Micromark as Markdown parser for SilverBullet?

mjf · December 27, 2024, 9:19am

A crazy idea to be considered… Because I can see many miscellaneous issues and feature requests that finally all reduce to fixing or extending SB’s MD parser I wonder if some “battle tested” and extensible MD parser such as the Micromark could be used to make SB’s parsing of MD more “bullet-proof”? The Mikromark parser can be used (according to the project’s description) both to generate HTML directly (which could be used for some “preview” or “print” modes) and to “do really complex things with Markdown” and “give tremendous power, such as access to all tokens with positional info” (which SilverBullet indeed does/needs for, e.g., indexing, referencing etc.), providing precise AST output.

P.S.: I know this sounds like sort of heresis but I still want to ask/know whether replacing the SB’s parser with a third-party library would be rather NO-GO or a GO (with the possible benefit of reducing the burden of fixing the SB’s MD parsing layer all the time).

P.S.2: I’ve absolutely no idea of how difficult it would be to replace the current SB’s parser. Therefor, it’s just an crazy idea.

zef · December 27, 2024, 1:17pm

My starting point is that everything is possible, but some things are not worth the effort. SilverBullet is built on CodeMirror, which is strongly tied to the Lezer parser system. In principle any parser that can produce a Lezer parse tree can be plugged into CodeMirror and therefore SilverBullet. In fact the markdown parser that SilverBullet is based on (but extends) is a custom parser doing this. If you can somehow adapt what your suggested parser produces to be a Lezer parse tree, it should work. How hard would that be? I don’t know. It’s not trivial for sure, and it’s not anything I’m personally interested to try (I already struggled quite a bit to get SB’s parser to where it is today), but if you want to have a look, the linked pages can be a starting point.

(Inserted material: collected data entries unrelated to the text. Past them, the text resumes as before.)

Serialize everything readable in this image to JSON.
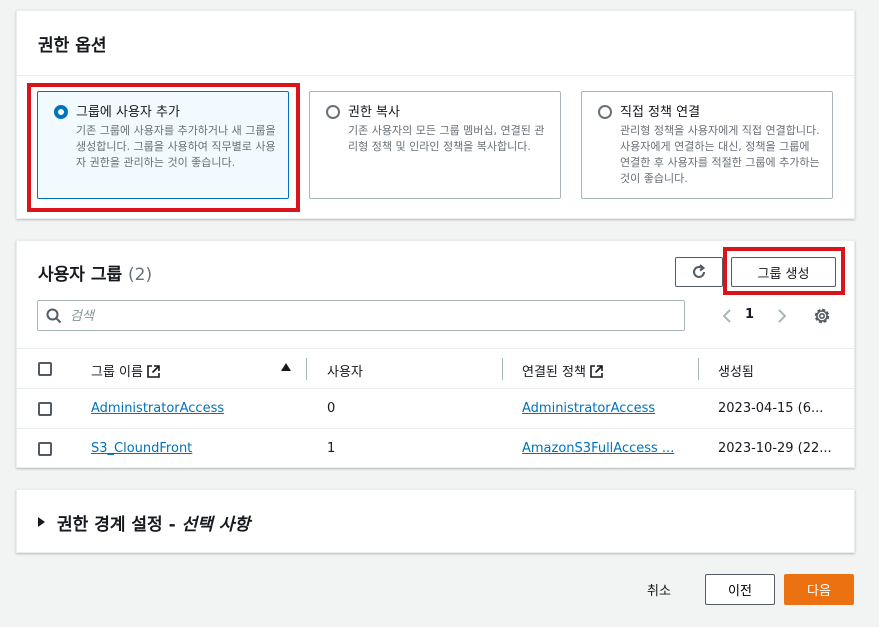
{
  "permission_options": {
    "title": "권한 옵션",
    "tiles": [
      {
        "title": "그룹에 사용자 추가",
        "description": "기존 그룹에 사용자를 추가하거나 새 그룹을 생성합니다. 그룹을 사용하여 직무별로 사용자 권한을 관리하는 것이 좋습니다.",
        "selected": true
      },
      {
        "title": "권한 복사",
        "description": "기존 사용자의 모든 그룹 멤버십, 연결된 관리형 정책 및 인라인 정책을 복사합니다.",
        "selected": false
      },
      {
        "title": "직접 정책 연결",
        "description": "관리형 정책을 사용자에게 직접 연결합니다. 사용자에게 연결하는 대신, 정책을 그룹에 연결한 후 사용자를 적절한 그룹에 추가하는 것이 좋습니다.",
        "selected": false
      }
    ]
  },
  "groups": {
    "title": "사용자 그룹",
    "count": "(2)",
    "create_button": "그룹 생성",
    "search_placeholder": "검색",
    "current_page": "1",
    "columns": {
      "name": "그룹 이름",
      "users": "사용자",
      "policies": "연결된 정책",
      "created": "생성됨"
    },
    "rows": [
      {
        "name": "AdministratorAccess",
        "users": "0",
        "policy": "AdministratorAccess",
        "created": "2023-04-15 (6..."
      },
      {
        "name": "S3_CloundFront",
        "users": "1",
        "policy": "AmazonS3FullAccess ...",
        "created": "2023-10-29 (22..."
      }
    ]
  },
  "boundary": {
    "title": "권한 경계 설정 - ",
    "optional": "선택 사항"
  },
  "footer": {
    "cancel": "취소",
    "previous": "이전",
    "next": "다음"
  },
  "colors": {
    "accent": "#0073bb",
    "primary_button": "#ec7211",
    "highlight_box": "#d9141b"
  }
}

mjf · December 31, 2024, 7:41am

Aha! OK, I completely forgot that CM parser is based on Lezer (which is inspired or based on Tree-Sitter, AFAIK). So is it really so that SB can theoretically use the resulting AST for, e.g. indexing etc. and referencing things? Let’s discuss it more futher, please.

The primary issue with SB I see and have (and now I also see it has probably nothing to do with the SB’s parser) is that things like tags and attributes are not “scoped” to the the AST leafs (and their ancestors). This is what I think should be unified for both and fixed. Tags and attributes should be scoped and handled exactly the same way and a way to reference certain paragraph or list item or table cell should be provided, if possible, IMHO.

Once I know SB has true AST “at hand,” some better way of referencing into the documents (pages) AST also seems to be possible (there is already a stalled discussion about this here, and some issues as well, my ideas to extend the referencing capabilities as a fresh SB user the time, I can perhaps imagine something better now).

While having the AST at hand we can get rid of many limitations such as not having full UTF-8 support for anything everywhere, which may be (?) be achieved just by extending the markdown parser (e.g., tags containg characters like [ěščřžýáíéůú] etc. does not autocomplete now which is a great limitation for people not using English language / ASCII? exclusively).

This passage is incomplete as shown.